OpenData started as a side project born out of frustration: public data is everywhere, but actually using it is a mess. You find a CSV on some government site, download it, fight with encoding issues, realize half the columns are undocumented, and repeat. We wanted a place where open datasets are discoverable, consistently formatted, and queryable without the usual headaches.
What we’ll write about
This blog is where we’ll share what we’re learning as we build this thing out.
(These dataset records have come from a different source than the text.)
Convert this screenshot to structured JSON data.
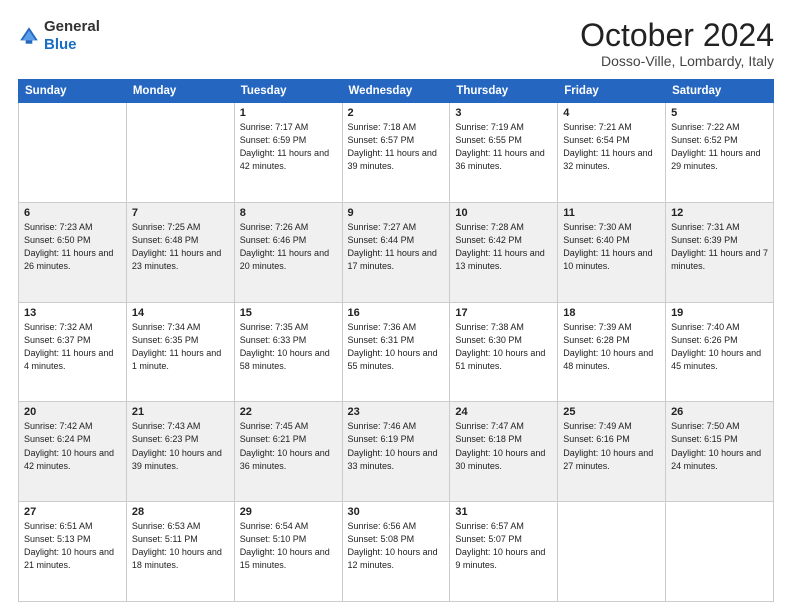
{
  "logo": {
    "general": "General",
    "blue": "Blue"
  },
  "header": {
    "month": "October 2024",
    "location": "Dosso-Ville, Lombardy, Italy"
  },
  "days_of_week": [
    "Sunday",
    "Monday",
    "Tuesday",
    "Wednesday",
    "Thursday",
    "Friday",
    "Saturday"
  ],
  "weeks": [
    [
      {
        "day": "",
        "sunrise": "",
        "sunset": "",
        "daylight": ""
      },
      {
        "day": "",
        "sunrise": "",
        "sunset": "",
        "daylight": ""
      },
      {
        "day": "1",
        "sunrise": "Sunrise: 7:17 AM",
        "sunset": "Sunset: 6:59 PM",
        "daylight": "Daylight: 11 hours and 42 minutes."
      },
      {
        "day": "2",
        "sunrise": "Sunrise: 7:18 AM",
        "sunset": "Sunset: 6:57 PM",
        "daylight": "Daylight: 11 hours and 39 minutes."
      },
      {
        "day": "3",
        "sunrise": "Sunrise: 7:19 AM",
        "sunset": "Sunset: 6:55 PM",
        "daylight": "Daylight: 11 hours and 36 minutes."
      },
      {
        "day": "4",
        "sunrise": "Sunrise: 7:21 AM",
        "sunset": "Sunset: 6:54 PM",
        "daylight": "Daylight: 11 hours and 32 minutes."
      },
      {
        "day": "5",
        "sunrise": "Sunrise: 7:22 AM",
        "sunset": "Sunset: 6:52 PM",
        "daylight": "Daylight: 11 hours and 29 minutes."
      }
    ],
    [
      {
        "day": "6",
        "sunrise": "Sunrise: 7:23 AM",
        "sunset": "Sunset: 6:50 PM",
        "daylight": "Daylight: 11 hours and 26 minutes."
      },
      {
        "day": "7",
        "sunrise": "Sunrise: 7:25 AM",
        "sunset": "Sunset: 6:48 PM",
        "daylight": "Daylight: 11 hours and 23 minutes."
      },
      {
        "day": "8",
        "sunrise": "Sunrise: 7:26 AM",
        "sunset": "Sunset: 6:46 PM",
        "daylight": "Daylight: 11 hours and 20 minutes."
      },
      {
        "day": "9",
        "sunrise": "Sunrise: 7:27 AM",
        "sunset": "Sunset: 6:44 PM",
        "daylight": "Daylight: 11 hours and 17 minutes."
      },
      {
        "day": "10",
        "sunrise": "Sunrise: 7:28 AM",
        "sunset": "Sunset: 6:42 PM",
        "daylight": "Daylight: 11 hours and 13 minutes."
      },
      {
        "day": "11",
        "sunrise": "Sunrise: 7:30 AM",
        "sunset": "Sunset: 6:40 PM",
        "daylight": "Daylight: 11 hours and 10 minutes."
      },
      {
        "day": "12",
        "sunrise": "Sunrise: 7:31 AM",
        "sunset": "Sunset: 6:39 PM",
        "daylight": "Daylight: 11 hours and 7 minutes."
      }
    ],
    [
      {
        "day": "13",
        "sunrise": "Sunrise: 7:32 AM",
        "sunset": "Sunset: 6:37 PM",
        "daylight": "Daylight: 11 hours and 4 minutes."
      },
      {
        "day": "14",
        "sunrise": "Sunrise: 7:34 AM",
        "sunset": "Sunset: 6:35 PM",
        "daylight": "Daylight: 11 hours and 1 minute."
      },
      {
        "day": "15",
        "sunrise": "Sunrise: 7:35 AM",
        "sunset": "Sunset: 6:33 PM",
        "daylight": "Daylight: 10 hours and 58 minutes."
      },
      {
        "day": "16",
        "sunrise": "Sunrise: 7:36 AM",
        "sunset": "Sunset: 6:31 PM",
        "daylight": "Daylight: 10 hours and 55 minutes."
      },
      {
        "day": "17",
        "sunrise": "Sunrise: 7:38 AM",
        "sunset": "Sunset: 6:30 PM",
        "daylight": "Daylight: 10 hours and 51 minutes."
      },
      {
        "day": "18",
        "sunrise": "Sunrise: 7:39 AM",
        "sunset": "Sunset: 6:28 PM",
        "daylight": "Daylight: 10 hours and 48 minutes."
      },
      {
        "day": "19",
        "sunrise": "Sunrise: 7:40 AM",
        "sunset": "Sunset: 6:26 PM",
        "daylight": "Daylight: 10 hours and 45 minutes."
      }
    ],
    [
      {
        "day": "20",
        "sunrise": "Sunrise: 7:42 AM",
        "sunset": "Sunset: 6:24 PM",
        "daylight": "Daylight: 10 hours and 42 minutes."
      },
      {
        "day": "21",
        "sunrise": "Sunrise: 7:43 AM",
        "sunset": "Sunset: 6:23 PM",
        "daylight": "Daylight: 10 hours and 39 minutes."
      },
      {
        "day": "22",
        "sunrise": "Sunrise: 7:45 AM",
        "sunset": "Sunset: 6:21 PM",
        "daylight": "Daylight: 10 hours and 36 minutes."
      },
      {
        "day": "23",
        "sunrise": "Sunrise: 7:46 AM",
        "sunset": "Sunset: 6:19 PM",
        "daylight": "Daylight: 10 hours and 33 minutes."
      },
      {
        "day": "24",
        "sunrise": "Sunrise: 7:47 AM",
        "sunset": "Sunset: 6:18 PM",
        "daylight": "Daylight: 10 hours and 30 minutes."
      },
      {
        "day": "25",
        "sunrise": "Sunrise: 7:49 AM",
        "sunset": "Sunset: 6:16 PM",
        "daylight": "Daylight: 10 hours and 27 minutes."
      },
      {
        "day": "26",
        "sunrise": "Sunrise: 7:50 AM",
        "sunset": "Sunset: 6:15 PM",
        "daylight": "Daylight: 10 hours and 24 minutes."
      }
    ],
    [
      {
        "day": "27",
        "sunrise": "Sunrise: 6:51 AM",
        "sunset": "Sunset: 5:13 PM",
        "daylight": "Daylight: 10 hours and 21 minutes."
      },
      {
        "day": "28",
        "sunrise": "Sunrise: 6:53 AM",
        "sunset": "Sunset: 5:11 PM",
        "daylight": "Daylight: 10 hours and 18 minutes."
      },
      {
        "day": "29",
        "sunrise": "Sunrise: 6:54 AM",
        "sunset": "Sunset: 5:10 PM",
        "daylight": "Daylight: 10 hours and 15 minutes."
      },
      {
        "day": "30",
        "sunrise": "Sunrise: 6:56 AM",
        "sunset": "Sunset: 5:08 PM",
        "daylight": "Daylight: 10 hours and 12 minutes."
      },
      {
        "day": "31",
        "sunrise": "Sunrise: 6:57 AM",
        "sunset": "Sunset: 5:07 PM",
        "daylight": "Daylight: 10 hours and 9 minutes."
      },
      {
        "day": "",
        "sunrise": "",
        "sunset": "",
        "daylight": ""
      },
      {
        "day": "",
        "sunrise": "",
        "sunset": "",
        "daylight": ""
      }
    ]
  ]
}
Expect posts on:
- Infrastructure deep dives covering how we handle ingestion, storage, and querying at scale
- Data source spotlights walking through interesting public datasets and what you can do with them
- Project updates on new features, providers, and API changes
- Lessons learned from the trenches of building data infrastructure
Quick taste of the API
If you haven’t poked around yet, here’s what querying a dataset looks like:
curl "https://opnhub.ai/v1/datasets/bls/unemployment-rate/query?limit=5"
{
"data": [
{ "year": 2025, "month": 12, "rate": 4.1 },
{ "year": 2025, "month": 11, "rate": 4.2 }
],
"total_rows": 1842,
"columns": ["year", "month", "rate"]
}
Every dataset gets a stable API endpoint backed by Parquet files and DuckDB. No API keys needed for public data.
Following along
The whole platform is open source under Apache 2.0. If you’re into open data, data engineering, or just want to see how the sausage gets made, stick around. We’ll try to keep these posts practical and worth your time.